I had to pull out a French press pot I have to make coffee to think about how I was going to replace the electric one. It happened that Costco had a Ninja pot on sale that offered the best of everything. It could make a pot of coffee, a single cup with a filter and grounds and also had the option to make a single cup with a pod.
My dead pot was easy to use. A filter and some grounds. Push brew and that was it. A few minutes later there would be coffee in the pot. It didn't really work making a single cup and I had been making four cups at a time. Their four cups was more like two mugs.
I was warned online that the sale coffee pot at Costco was in low supply. I felt like a winner already. The box was big and cumbersome and I hoped that it was mostly packaging as there is always a battle for counter space with everybody here all the time and I'm the only one who coffee with a priority for coffee.
The size was okay and just a little wider than my dead coffee maker. And then I looked at the instructions. Like everything else, making coffee had gotten more complicated. It took a while to make sense of the instructions. There is a whole art to writing instructions. I know from writing the patterns for my books. The new coffee maker came with adapters to use when making coffee with grounds and something when pods were used. It had choices about cup sizes, brew strength and whether or not to have the warmer plate going. Then there were a lot of instructions about maintenance. Descaling and some tool that clears clogs.

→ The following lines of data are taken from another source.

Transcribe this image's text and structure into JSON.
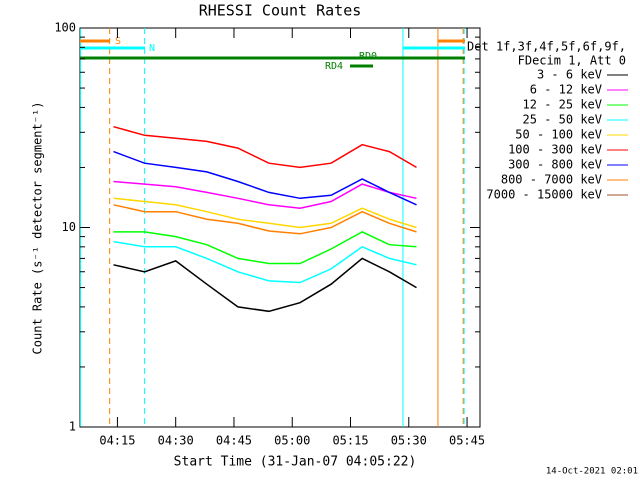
{
  "chart_data": {
    "type": "line",
    "title": "RHESSI Count Rates",
    "xlabel": "Start Time (31-Jan-07 04:05:22)",
    "ylabel": "Count Rate (s⁻¹ detector segment⁻¹)",
    "legend_header": [
      "Det 1f,3f,4f,5f,6f,9f,",
      "FDecim 1, Att 0"
    ],
    "footer": "14-Oct-2021 02:01",
    "log_y": true,
    "xlim": [
      "04:05:22",
      "05:48:20"
    ],
    "xticks": [
      "04:15",
      "04:30",
      "04:45",
      "05:00",
      "05:15",
      "05:30",
      "05:45"
    ],
    "ylim": [
      1,
      100
    ],
    "yticks": [
      1,
      10,
      100
    ],
    "x": [
      "04:14",
      "04:22",
      "04:30",
      "04:38",
      "04:46",
      "04:54",
      "05:02",
      "05:10",
      "05:18",
      "05:25",
      "05:32"
    ],
    "series": [
      {
        "name": "3 - 6 keV",
        "color": "#000000",
        "values": [
          6.5,
          6.0,
          6.8,
          5.2,
          4.0,
          3.8,
          4.2,
          5.2,
          7.0,
          6.0,
          5.0
        ]
      },
      {
        "name": "6 - 12 keV",
        "color": "#ff00ff",
        "values": [
          17,
          16.5,
          16,
          15,
          14,
          13,
          12.5,
          13.5,
          16.5,
          15,
          14
        ]
      },
      {
        "name": "12 - 25 keV",
        "color": "#00ff00",
        "values": [
          9.5,
          9.5,
          9.0,
          8.2,
          7.0,
          6.6,
          6.6,
          7.8,
          9.5,
          8.2,
          8.0
        ]
      },
      {
        "name": "25 - 50 keV",
        "color": "#00ffff",
        "values": [
          8.5,
          8.0,
          8.0,
          7.0,
          6.0,
          5.4,
          5.3,
          6.2,
          8.0,
          7.0,
          6.5
        ]
      },
      {
        "name": "50 - 100 keV",
        "color": "#ffd700",
        "values": [
          14,
          13.5,
          13,
          12,
          11,
          10.5,
          10,
          10.5,
          12.5,
          11,
          10
        ]
      },
      {
        "name": "100 - 300 keV",
        "color": "#ff0000",
        "values": [
          32,
          29,
          28,
          27,
          25,
          21,
          20,
          21,
          26,
          24,
          20
        ]
      },
      {
        "name": "300 - 800 keV",
        "color": "#0000ff",
        "values": [
          24,
          21,
          20,
          19,
          17,
          15,
          14,
          14.5,
          17.5,
          15,
          13
        ]
      },
      {
        "name": "800 - 7000 keV",
        "color": "#ff8000",
        "values": [
          13,
          12,
          12,
          11,
          10.5,
          9.6,
          9.3,
          10,
          12,
          10.5,
          9.5
        ]
      },
      {
        "name": "7000 - 15000 keV",
        "color": "#a0522d",
        "values": [
          null,
          null,
          null,
          null,
          null,
          null,
          null,
          null,
          null,
          null,
          null
        ]
      }
    ],
    "flags": [
      {
        "text": "S",
        "color": "#ff8000"
      },
      {
        "text": "N",
        "color": "#00ffff"
      },
      {
        "text": "RD0",
        "color": "#008000"
      },
      {
        "text": "RD4",
        "color": "#008000"
      }
    ],
    "vlines": [
      {
        "x": "04:05:30",
        "color": "#00ffff",
        "dashed": false
      },
      {
        "x": "04:13",
        "color": "#ff8000",
        "dashed": true
      },
      {
        "x": "04:22",
        "color": "#00ffff",
        "dashed": true
      },
      {
        "x": "05:28:30",
        "color": "#00ffff",
        "dashed": false
      },
      {
        "x": "05:37:30",
        "color": "#ff8000",
        "dashed": false
      },
      {
        "x": "05:44",
        "color": "#ff8000",
        "dashed": true
      },
      {
        "x": "05:44:15",
        "color": "#00ffff",
        "dashed": true
      }
    ]
  }
}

And before any of that, the pot had to be primed. I always laugh when I think about how installing something used to mean plugging it in. After several readings of the instructions, I did the priming and left it ready to make my morning coffee the next day. It turned out not to be as complicated as the instructions made it seem and made sense when I actually saw how it worked.
And just like that I was back in business. I'll deal with the maintenance when I have to. But for now I can enjoy a nice mug of freshly brewed coffee. How nice on this rainy morning, then at midday and afternoon and maybe even later while I go through the galley pages of MURDER BY THE HOOK.